The Role of Collective Impact in the Sport for Development Sector 

The Sport for Development (S4D) sector is a part of the wider social good sector which uses sport and physical activity as a tool to create social change/development outcomes. I know from personal experience of founding and running Steet League for 10 years, about the influence that well run sport for development programs can have on individuals’ lives. Street League continues to this day supporting young disadvantaged adults in the UK in finding the right education, training and job opportunities, where other more traditional interventions have failed. In a similar vein, the global S4D sector aspires to help solve problems ranging from extreme poverty, the HIV and AIDS epidemic, peace and conflict resolution in war-torn countries and communities, and to empowering women and girls to realise better futures.

The unifying feature of all these problems is their inherent complexity i.e. there is no one simple solution that fits all situations and contexts. These issues, that often small NGO’s operating in the field seek to address, are usually influenced by large, complex and interdependent systems, which involve many different players including governments, for-profit corporations, and large foundations.

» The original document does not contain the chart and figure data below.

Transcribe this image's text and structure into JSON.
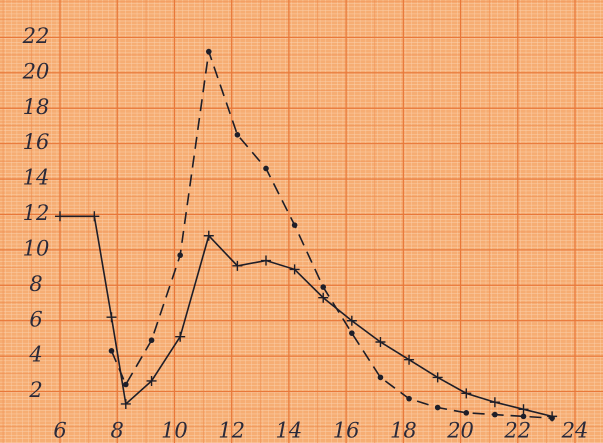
{
  "chart_data": {
    "type": "line",
    "x": [
      6,
      7.2,
      7.8,
      8.3,
      9.2,
      10.2,
      11.2,
      12.2,
      13.2,
      14.2,
      15.2,
      16.2,
      17.2,
      18.2,
      19.2,
      20.2,
      21.2,
      22.2,
      23.2
    ],
    "series": [
      {
        "color": "#1e1e28",
        "linestyle": "solid",
        "marker": "plus",
        "values": [
          11.9,
          11.9,
          6.2,
          1.3,
          2.6,
          5.1,
          10.8,
          9.1,
          9.4,
          8.9,
          7.3,
          6.0,
          4.8,
          3.8,
          2.8,
          1.9,
          1.4,
          1.0,
          0.6
        ]
      },
      {
        "color": "#1e1e28",
        "linestyle": "dashed",
        "marker": "dot",
        "values": [
          null,
          null,
          4.3,
          2.4,
          4.9,
          9.7,
          21.2,
          16.5,
          14.6,
          11.4,
          7.9,
          5.3,
          2.8,
          1.6,
          1.1,
          0.8,
          0.7,
          0.6,
          0.5
        ]
      }
    ],
    "xlim": [
      6,
      24
    ],
    "ylim": [
      0,
      24
    ],
    "xticks": [
      6,
      8,
      10,
      12,
      14,
      16,
      18,
      20,
      22,
      24
    ],
    "yticks": [
      2,
      4,
      6,
      8,
      10,
      12,
      14,
      16,
      18,
      20,
      22
    ],
    "grid": true
  }
}
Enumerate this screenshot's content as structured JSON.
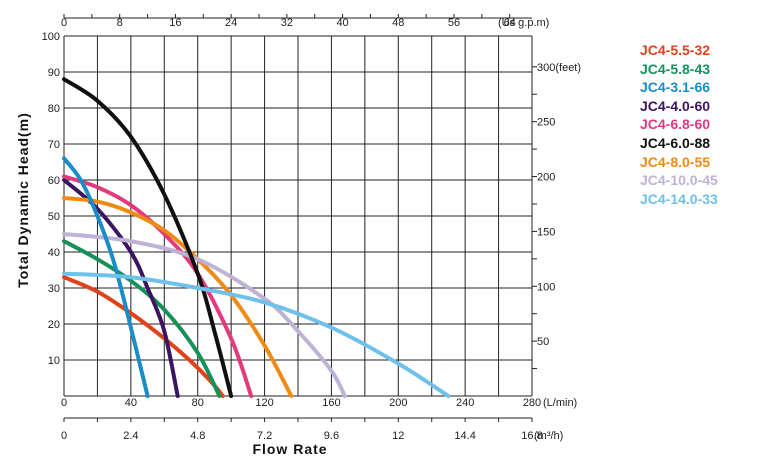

The S4D sector has traditionally worked in a fragmented way, driven by funders who focus their efforts upon selecting individual grantees; therefore non-profits have traditionally worked separately and compete for the limited resources available. This subsequently drives the evaluation attempts of the sector to specifically isolate a single organization’s impact. Funders usually grant with the hope of finding THE one ‘magic bullet’ which can then be scaled up in future to create sufficient impact to solve the problem in question. All this effort is also usually disconnected from corporate and government sectors. The RESULT….an elusive ‘magic bullet’, with only isolated examples of impact, where individual success stories and case studies prevail (which, don’t get me wrong, are a good thing in themselves!), but there is no conversion of this success to the general population or community-wide level.

Alison Carney

Members of the S4D sector need to have a new model of thinking and acting on complex problems. Collective Impact has emerged in recent years as a model the social sector can look toward to create change. According to FSG Collective Impact Model 2013, collective impact is the commitment of a group of actors from different sectors to a common agenda for solving a complex social problem However, just to be clear, collaboration efforts across the social sector are nothing new. Collective Impact coalitions, however, are much more structured and intentional in aligning everyone’s respective efforts, learning from what works and driving interdependence amongst actors, by applying a set of key principles and processes designed to make collaboration much more effective. For example, through a common goal orientation and a commonly agreed strategic approach, a group of actors gradually become more aware of their dependence upon the success of others in their environment to achieve their long-term social goals. The process raises everyone’s collective awareness of ‘the fundamental underlying problems’ that exist at the ‘systems level’, and in the same instance, the awareness offers a collective solution to them, instead of working in the individual bubble that has been the case in the past.

To this extent Collective Impact is more of a ‘problem solving approach’ to situations of social complexity than a ‘one size fits all’ solution in itself. This raises the game for everyone concerned, as well as increases the long-term likelihood of actually eradicating a complex social issue!

One of the most important tools to enable such an inter-dependence to exist in practice is the development of shared measurement practices across a collective. Shared Measurement involves organisations who are working on similar issues, developing a common understanding of what to measure and developing the tools that can be used by many NGO’s, social enterprises and funders working towards these same goals. This means coordinating how different sport for development organizations measure their results and coordinating the learning from the evidence base that subsequently emerges. Such efforts are now underway through Laureus Sport for Good Foundation’s USA Model City Initiative in New Orleans. Through this initiative, Laureus USA is acting as a backbone organization to facilitate the New Orleans Sport for Community Coalition (NOSCC). This work is supported by the inFocus evaluation team and its’ associated tools designed to support shared measurement practices.

Through NOSCC, we are not only driving the ability of many non-profits working on the ground across New Orleans to identify and learn from their peers’ most successful practises, but also we are looking to support the various funders’ efforts to make more informed choices about the deployment of resources.

The most fundamental and exciting product of introducing shared measurement practices to a coalition of this type, is the subsequent ability of these collective initiatives, whether acting at the global, regional or local level, to fundamentally drive a ‘systems level’ approach to solving the many complex social issues the sector seeks to address. In order to fully realize the potential impact of sport for development as a sector, we need to collectively take a ‘systems level’ approach rather than continuing to create ‘isolated impact.’